[Python-Dev] XML codec?

Mon Nov 12 10:39:21 CET 2007

Martin v. Löwis wrote:
>> I don't know. Is an XML document ill-formed if it doesn't contain an
>> XML declaration, is not in UTF-8 or UTF-8, but there's external
>> encoding info?
> 
> If there is external encoding info, matching the actual encoding,
> it would be well-formed. Of course, preserving that information would
> be up to the application.

OK. When the application passes an encoding to the decoder this is
supposed to be the external encoding info, so for the decoder it makes
sense to assume that the encoding passed to the encoder is the external
encoding info and will be transmitted along with the encoded bytes.

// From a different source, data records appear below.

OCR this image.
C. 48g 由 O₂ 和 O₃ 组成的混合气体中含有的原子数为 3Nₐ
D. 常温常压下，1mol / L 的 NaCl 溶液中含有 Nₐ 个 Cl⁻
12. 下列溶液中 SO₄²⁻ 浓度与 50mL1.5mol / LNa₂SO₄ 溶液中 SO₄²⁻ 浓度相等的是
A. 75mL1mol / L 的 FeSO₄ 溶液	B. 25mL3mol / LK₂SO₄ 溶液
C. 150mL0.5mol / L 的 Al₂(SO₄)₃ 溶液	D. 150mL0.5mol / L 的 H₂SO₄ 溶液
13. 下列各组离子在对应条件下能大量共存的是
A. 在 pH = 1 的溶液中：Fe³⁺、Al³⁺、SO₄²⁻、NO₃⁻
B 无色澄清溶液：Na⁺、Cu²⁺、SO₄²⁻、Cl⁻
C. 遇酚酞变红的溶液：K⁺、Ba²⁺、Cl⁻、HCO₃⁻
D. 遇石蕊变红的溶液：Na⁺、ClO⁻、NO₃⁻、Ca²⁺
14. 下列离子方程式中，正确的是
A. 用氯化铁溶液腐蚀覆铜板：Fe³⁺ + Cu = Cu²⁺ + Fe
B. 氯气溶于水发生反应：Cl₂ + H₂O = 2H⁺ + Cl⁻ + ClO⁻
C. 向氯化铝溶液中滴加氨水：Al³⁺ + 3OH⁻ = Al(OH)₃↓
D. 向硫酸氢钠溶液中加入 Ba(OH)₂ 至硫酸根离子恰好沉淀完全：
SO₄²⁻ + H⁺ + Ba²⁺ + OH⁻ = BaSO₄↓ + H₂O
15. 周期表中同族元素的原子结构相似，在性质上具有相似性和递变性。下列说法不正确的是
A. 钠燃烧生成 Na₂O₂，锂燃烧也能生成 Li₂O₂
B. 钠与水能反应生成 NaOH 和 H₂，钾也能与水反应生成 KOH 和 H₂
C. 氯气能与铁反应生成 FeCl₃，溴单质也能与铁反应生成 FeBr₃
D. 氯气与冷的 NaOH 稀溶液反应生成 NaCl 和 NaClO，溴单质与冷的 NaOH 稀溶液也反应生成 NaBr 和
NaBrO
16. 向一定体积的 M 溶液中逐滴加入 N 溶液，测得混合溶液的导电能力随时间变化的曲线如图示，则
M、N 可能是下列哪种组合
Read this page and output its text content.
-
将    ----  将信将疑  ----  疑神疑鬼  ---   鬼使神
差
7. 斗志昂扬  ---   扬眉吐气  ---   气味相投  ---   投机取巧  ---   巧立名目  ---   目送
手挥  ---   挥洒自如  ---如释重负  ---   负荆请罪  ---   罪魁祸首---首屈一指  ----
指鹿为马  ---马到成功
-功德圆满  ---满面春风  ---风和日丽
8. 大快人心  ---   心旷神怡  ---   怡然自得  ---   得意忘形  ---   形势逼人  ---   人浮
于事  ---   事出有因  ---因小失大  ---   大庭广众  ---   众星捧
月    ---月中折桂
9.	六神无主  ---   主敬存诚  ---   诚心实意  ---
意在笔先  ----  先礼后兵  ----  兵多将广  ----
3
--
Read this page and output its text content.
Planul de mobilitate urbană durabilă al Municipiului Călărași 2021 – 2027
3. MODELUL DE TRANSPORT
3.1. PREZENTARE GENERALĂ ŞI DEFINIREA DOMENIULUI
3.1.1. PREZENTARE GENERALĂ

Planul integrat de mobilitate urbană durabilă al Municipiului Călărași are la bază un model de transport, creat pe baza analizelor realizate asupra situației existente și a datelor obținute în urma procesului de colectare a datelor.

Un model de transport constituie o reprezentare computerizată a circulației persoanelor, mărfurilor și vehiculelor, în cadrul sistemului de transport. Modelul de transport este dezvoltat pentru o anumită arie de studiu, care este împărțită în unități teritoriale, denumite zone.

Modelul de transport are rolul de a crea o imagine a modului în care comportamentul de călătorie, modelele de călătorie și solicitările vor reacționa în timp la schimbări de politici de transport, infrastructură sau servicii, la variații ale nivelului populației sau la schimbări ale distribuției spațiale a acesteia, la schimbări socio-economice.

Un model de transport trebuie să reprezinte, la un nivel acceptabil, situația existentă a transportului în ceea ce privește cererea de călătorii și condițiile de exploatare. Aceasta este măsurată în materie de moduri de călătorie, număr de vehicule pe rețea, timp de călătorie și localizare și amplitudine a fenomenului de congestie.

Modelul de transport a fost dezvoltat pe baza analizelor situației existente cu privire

>> This looks good. Now we would have to extent the code to detect and
>> replace the encoding in the XML declaration too.
> 
> I'm still opposed to making this a codec. Right - for a pure Python
> solution, the processing of the XML declaration would still need to
> be implemented.
> 
>>> I think there could be a much simpler routine to have the same 
>>> effect. - if it's less than 4 bytes, answer "need more data".
>> Can there be an XML document that is less then 4 bytes? I guess not.
> 
> No, the smallest document has exactly 4 characters (e.g. "<f/>").
> However, external entities may be smaller, such as "x".
> 
>> But anyway: would a Python implementation of these two functions
>> (detect_encoding()/fix_encoding()) be accepted?
> 
> I could agree to a Python implementation of this algorithm as long
> as it's not packaged as a codec.

I still can't understand your objection to a codec. What's the
difference between UTF-16 decoding and XML decoding? In fact PEP 263
IMHO does specify how to decode Python source, so in theory it could be
a codec (in practice this probably wouldn't work because of
bootstrapping problems).

Servus,
   Walter